Need help with Prometheus Counters and transient hosts (tags)

I’m having real issues aggregating Counters to give a Total Count from multiple cloud hosts, where hosts can come and go as the autoscaling kicks in.

Working with counters over transient hosts must be a common scenario, but I couldn’t find any information on the web.

For example, the query
select sum(*) FROM “measurement” WHERE time > :dashboardTime: AND time < :upperDashboardTime: GROUP BY time(:interval:) FILL(null)

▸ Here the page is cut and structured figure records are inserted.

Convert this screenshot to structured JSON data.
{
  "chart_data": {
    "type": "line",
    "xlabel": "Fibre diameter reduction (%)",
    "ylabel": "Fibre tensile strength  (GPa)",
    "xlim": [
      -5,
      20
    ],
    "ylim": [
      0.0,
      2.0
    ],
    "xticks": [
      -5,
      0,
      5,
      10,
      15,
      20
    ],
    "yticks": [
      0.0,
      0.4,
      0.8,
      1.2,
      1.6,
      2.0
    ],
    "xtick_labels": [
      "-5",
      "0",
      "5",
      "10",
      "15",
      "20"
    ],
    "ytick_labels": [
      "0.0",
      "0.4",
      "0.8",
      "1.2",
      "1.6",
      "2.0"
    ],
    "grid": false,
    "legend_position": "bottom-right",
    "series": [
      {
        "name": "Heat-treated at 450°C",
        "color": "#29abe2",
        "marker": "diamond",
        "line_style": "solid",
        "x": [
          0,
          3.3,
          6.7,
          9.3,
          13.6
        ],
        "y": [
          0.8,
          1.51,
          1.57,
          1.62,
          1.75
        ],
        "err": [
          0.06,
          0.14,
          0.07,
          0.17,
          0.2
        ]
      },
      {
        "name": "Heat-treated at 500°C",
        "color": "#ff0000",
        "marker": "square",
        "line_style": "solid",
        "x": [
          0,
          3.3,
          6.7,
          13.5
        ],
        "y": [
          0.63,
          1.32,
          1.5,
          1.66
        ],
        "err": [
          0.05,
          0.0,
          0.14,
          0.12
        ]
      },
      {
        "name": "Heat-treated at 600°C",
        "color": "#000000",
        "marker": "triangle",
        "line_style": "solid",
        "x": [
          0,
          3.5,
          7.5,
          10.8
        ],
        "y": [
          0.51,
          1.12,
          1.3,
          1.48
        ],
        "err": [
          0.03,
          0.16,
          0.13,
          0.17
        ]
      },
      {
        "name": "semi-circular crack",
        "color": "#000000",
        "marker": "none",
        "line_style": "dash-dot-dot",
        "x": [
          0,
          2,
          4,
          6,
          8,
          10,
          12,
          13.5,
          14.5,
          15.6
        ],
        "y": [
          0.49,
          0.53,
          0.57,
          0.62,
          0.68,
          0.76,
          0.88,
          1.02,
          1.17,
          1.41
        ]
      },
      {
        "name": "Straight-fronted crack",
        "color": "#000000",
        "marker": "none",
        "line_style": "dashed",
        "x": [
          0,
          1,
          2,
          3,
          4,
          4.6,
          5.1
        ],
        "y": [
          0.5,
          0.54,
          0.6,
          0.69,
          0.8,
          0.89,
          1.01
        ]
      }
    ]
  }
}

and you can see that the graph goes down at 14:52 because one of the hosts is removed, but that host’s contribution should still be included in subsequent time periods, as if all the work had been done by a single host.

Any ideas?

Hello @GreySpike,
Did you perform the query before or after the host was added again?
I’m thinking you might want to use InfluxDB 2.0 and use tasks to run the query periodically.

Hi Anaisdg,

thanks for taking the trouble to respond.

These are ephemeral hosts in GCP and will never re-appear with the same hostname once destroyed by the orchestration tool.

This is a common pattern for managing hosts in the cloud - “cows not pets” - so I had hoped that there was a common solution design.

I’ve been experimenting with using fill(previous) to maintain the count during the display window, but that causes side-effects elsewhere that means that the numbers are still incorrect, from my perspective.

My next thought is to differentiate each host, then integrate the sum of all the rates, but I haven’t tried this yet.